- Born: 5 May 1933 Birmingham, England
- Died: 12 August 2009 (aged 76)
- Occupation(s): Actor, Director, Dramatist

= Stephen MacDonald =

Stephen MacDonald (5 May 1933 - 12 August 2009) was a British actor, director and dramatist.

MacDonald was brought up and educated in Birmingham, where he trained as an actor, but subsequently worked extensively in Scotland as a theatre director.

As a writer, MacDonald is best known for his 1983 play, Not About Heroes, which concerns the relationship between World War I poets Siegfried Sassoon and Wilfred Owen, and has been produced internationally including an Off-Broadway run with Edward Herrmann and a run at the National Theatre, London, where MacDonald played Sassoon.
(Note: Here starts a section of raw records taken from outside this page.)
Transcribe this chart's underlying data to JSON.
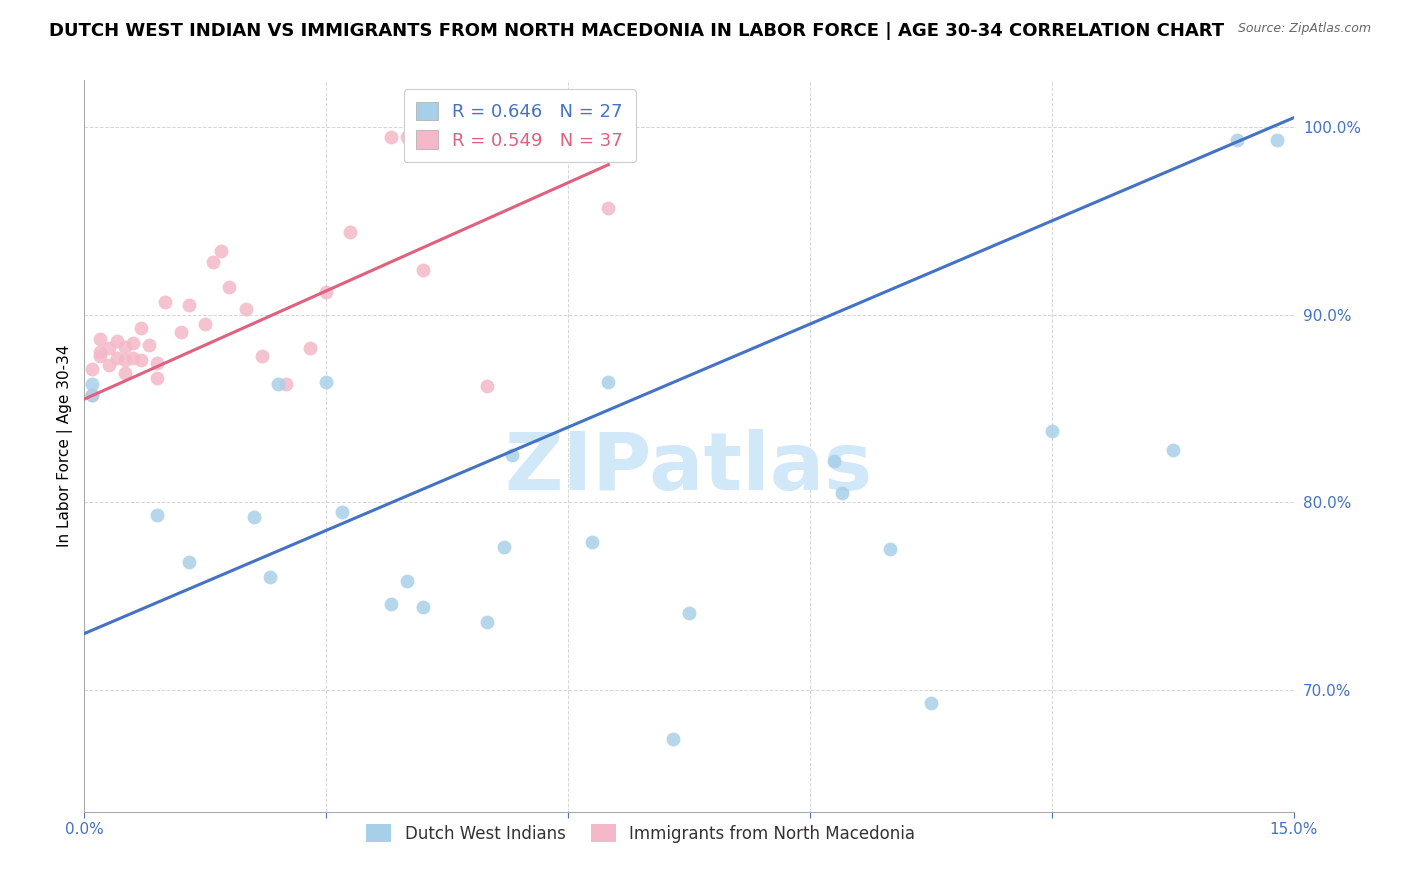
{
  "title": "DUTCH WEST INDIAN VS IMMIGRANTS FROM NORTH MACEDONIA IN LABOR FORCE | AGE 30-34 CORRELATION CHART",
  "source": "Source: ZipAtlas.com",
  "ylabel": "In Labor Force | Age 30-34",
  "xmin": 0.0,
  "xmax": 0.15,
  "ymin": 0.635,
  "ymax": 1.025,
  "yticks": [
    0.7,
    0.8,
    0.9,
    1.0
  ],
  "ytick_labels": [
    "70.0%",
    "80.0%",
    "90.0%",
    "100.0%"
  ],
  "xticks": [
    0.0,
    0.03,
    0.06,
    0.09,
    0.12,
    0.15
  ],
  "xtick_labels": [
    "0.0%",
    "",
    "",
    "",
    "",
    "15.0%"
  ],
  "blue_color": "#a8cfe8",
  "pink_color": "#f4b8c8",
  "blue_line_color": "#4472c4",
  "pink_line_color": "#e0607e",
  "legend_blue_label": "Dutch West Indians",
  "legend_pink_label": "Immigrants from North Macedonia",
  "r_blue": 0.646,
  "n_blue": 27,
  "r_pink": 0.549,
  "n_pink": 37,
  "blue_scatter_x": [
    0.001,
    0.001,
    0.009,
    0.013,
    0.021,
    0.023,
    0.024,
    0.03,
    0.032,
    0.038,
    0.04,
    0.042,
    0.05,
    0.052,
    0.053,
    0.063,
    0.065,
    0.073,
    0.075,
    0.093,
    0.094,
    0.1,
    0.105,
    0.12,
    0.135,
    0.143,
    0.148
  ],
  "blue_scatter_y": [
    0.857,
    0.863,
    0.793,
    0.768,
    0.792,
    0.76,
    0.863,
    0.864,
    0.795,
    0.746,
    0.758,
    0.744,
    0.736,
    0.776,
    0.825,
    0.779,
    0.864,
    0.674,
    0.741,
    0.822,
    0.805,
    0.775,
    0.693,
    0.838,
    0.828,
    0.993,
    0.993
  ],
  "pink_scatter_x": [
    0.001,
    0.001,
    0.002,
    0.002,
    0.002,
    0.003,
    0.003,
    0.004,
    0.004,
    0.005,
    0.005,
    0.005,
    0.006,
    0.006,
    0.007,
    0.007,
    0.008,
    0.009,
    0.009,
    0.01,
    0.012,
    0.013,
    0.015,
    0.016,
    0.017,
    0.018,
    0.02,
    0.022,
    0.025,
    0.028,
    0.03,
    0.033,
    0.038,
    0.04,
    0.042,
    0.05,
    0.065
  ],
  "pink_scatter_y": [
    0.857,
    0.871,
    0.878,
    0.88,
    0.887,
    0.873,
    0.882,
    0.877,
    0.886,
    0.869,
    0.876,
    0.883,
    0.877,
    0.885,
    0.876,
    0.893,
    0.884,
    0.866,
    0.874,
    0.907,
    0.891,
    0.905,
    0.895,
    0.928,
    0.934,
    0.915,
    0.903,
    0.878,
    0.863,
    0.882,
    0.912,
    0.944,
    0.995,
    0.995,
    0.924,
    0.862,
    0.957
  ],
  "blue_line_x": [
    0.0,
    0.15
  ],
  "blue_line_y": [
    0.73,
    1.005
  ],
  "pink_line_x": [
    0.0,
    0.065
  ],
  "pink_line_y": [
    0.855,
    0.98
  ],
  "watermark_text": "ZIPatlas",
  "watermark_color": "#d0e8f8",
  "background_color": "#ffffff",
  "grid_color": "#cccccc",
  "axis_color": "#4472c4",
  "title_fontsize": 13,
  "label_fontsize": 11,
  "tick_fontsize": 11,
  "marker_size": 100
}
In 1971 he began his directorial career, at Leicester Phoenix Theatre. He was instrumental in turning around the fortunes of the Dundee Repertory Theatre in 1972, where as artistic director he mounted 11 new plays by Scottish authors, including Ian Brown, Stewart Conn, Tom Gallacher, John McGrath and Hector MacMillan.

After this post he became artistic director of the Royal Lyceum Theatre in Edinburgh. As he had at Dundee, he promoted drama that looked afresh at historical events.